Son beat ? Gabber/eurodance/hardcore

% sauvage ? 92 %

UZHUR

Le mercredi 19 septembre pour OFFF. jour 1 à Mains d’Œuvres

Nos 3 arguments :

  1. Bouleverser les codes de l’industrie musicale en sortant un EP de deux tracks enregistrés en live, c’est tout ce qu’il fallait pour enjoliver notre mois !
  2. On découvrait le duo lors de la précédente OFFNOISE, et on en était sortie fracassés. Dans un malus et un bonheur terribles. Une complexité certaine, mais une certitude : le spectacle sonore en vaut le détour.
  3. C’est apocalyptique, comme une sorte de fascination du pire, c’est à la fois terrifiant et d’une grâce divine, c’est onirique et contemplatif, indescriptible et outrageux. D’une beauté incroyable

Son beat ? Impro ambient/analogique/post apocalyptique

% sauvage ? 99 %

FLVN

Le samedi 22 septembre pour ¡ Arrêt Sauvage ? au Cabaret Sauvage

Nos 3 arguments :

  1. De la post-électroclash mélancolique et nerveuse de FLVN au post-punk de Bagarre Perdue en passant par la sensualité rock de Order89, il n’y a visiblement… qu’un pas.
  2. Dans la lignée des Theus Mago, Markus Gibb ou encore Il est Vilaine, le bordelais FLVN écrase d’une main de maître et d’un contrôle chaloupé, les frontières musicales de la musique de club.
  3. Sa reprise de L’Amour et la Violence, de Sébastien Tellier, est une des principales raisons du pourquoi.

Son beat ? Disco-techno/electro pop psychédélique/visions électriques

% sauvage ? 78 %

SHYGIRL

Le samedi 22 septembre pour PARKINGSTONE XVII au Trabendo

Nos 3 arguments :

  1. Les lives de la jeune londonienne Blane Muise se font rares, mais ils n’en sont que d’autant plus délectables.

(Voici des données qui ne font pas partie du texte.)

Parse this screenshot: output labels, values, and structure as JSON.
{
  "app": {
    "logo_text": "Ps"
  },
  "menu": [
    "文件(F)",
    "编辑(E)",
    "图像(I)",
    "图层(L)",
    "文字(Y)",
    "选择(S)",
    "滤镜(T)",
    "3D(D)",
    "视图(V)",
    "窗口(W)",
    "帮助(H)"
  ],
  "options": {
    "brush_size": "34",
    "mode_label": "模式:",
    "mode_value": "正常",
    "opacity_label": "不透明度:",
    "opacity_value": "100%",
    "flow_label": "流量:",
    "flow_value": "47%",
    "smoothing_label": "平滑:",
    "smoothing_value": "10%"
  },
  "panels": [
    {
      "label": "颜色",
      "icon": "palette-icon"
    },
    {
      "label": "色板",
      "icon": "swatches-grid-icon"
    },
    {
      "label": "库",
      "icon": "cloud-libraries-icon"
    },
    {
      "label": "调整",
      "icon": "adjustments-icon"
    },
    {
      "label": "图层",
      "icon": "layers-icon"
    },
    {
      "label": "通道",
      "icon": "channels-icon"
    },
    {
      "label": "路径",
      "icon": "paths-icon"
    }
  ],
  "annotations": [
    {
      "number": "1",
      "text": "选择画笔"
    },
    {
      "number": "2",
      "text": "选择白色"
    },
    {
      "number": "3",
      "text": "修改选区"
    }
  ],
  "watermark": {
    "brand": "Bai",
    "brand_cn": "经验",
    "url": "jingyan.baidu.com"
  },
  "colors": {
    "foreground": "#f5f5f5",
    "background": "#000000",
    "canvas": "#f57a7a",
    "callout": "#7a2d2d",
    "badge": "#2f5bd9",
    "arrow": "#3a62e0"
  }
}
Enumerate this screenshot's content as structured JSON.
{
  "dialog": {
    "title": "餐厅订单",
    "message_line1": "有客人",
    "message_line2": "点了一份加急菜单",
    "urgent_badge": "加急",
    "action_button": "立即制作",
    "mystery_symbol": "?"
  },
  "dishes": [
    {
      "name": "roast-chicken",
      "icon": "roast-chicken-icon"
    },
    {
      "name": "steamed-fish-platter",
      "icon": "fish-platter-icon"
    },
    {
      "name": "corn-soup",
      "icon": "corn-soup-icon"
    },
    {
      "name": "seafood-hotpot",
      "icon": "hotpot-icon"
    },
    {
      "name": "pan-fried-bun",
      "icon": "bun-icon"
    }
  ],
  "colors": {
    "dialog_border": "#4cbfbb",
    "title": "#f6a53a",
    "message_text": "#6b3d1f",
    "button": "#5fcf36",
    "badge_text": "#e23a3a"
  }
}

Issu de la génération digital internet ou néo-r’n’b, et de la team Coucou Chloé / Sega Bodega, son monde musical attise le feu, entre sensualité exacerbée, suintante, et un univers aux paroles délicieusement vénéneuses. Un poison brut !
  2. Pas de gentille fille timide et réservée derrière l’éventail de Shygirl. Une femme forte et sombre qui n’a pas de temps à perdre banalités et bavardages inutiles.
  3. On la découvrait avec un Want More totalement décapant il y a deux ans. On la retrouve avec un tout premier EP en début d’année, Cruel Practice, un mélange de grime chaotique et de r’n’b ultra sombre.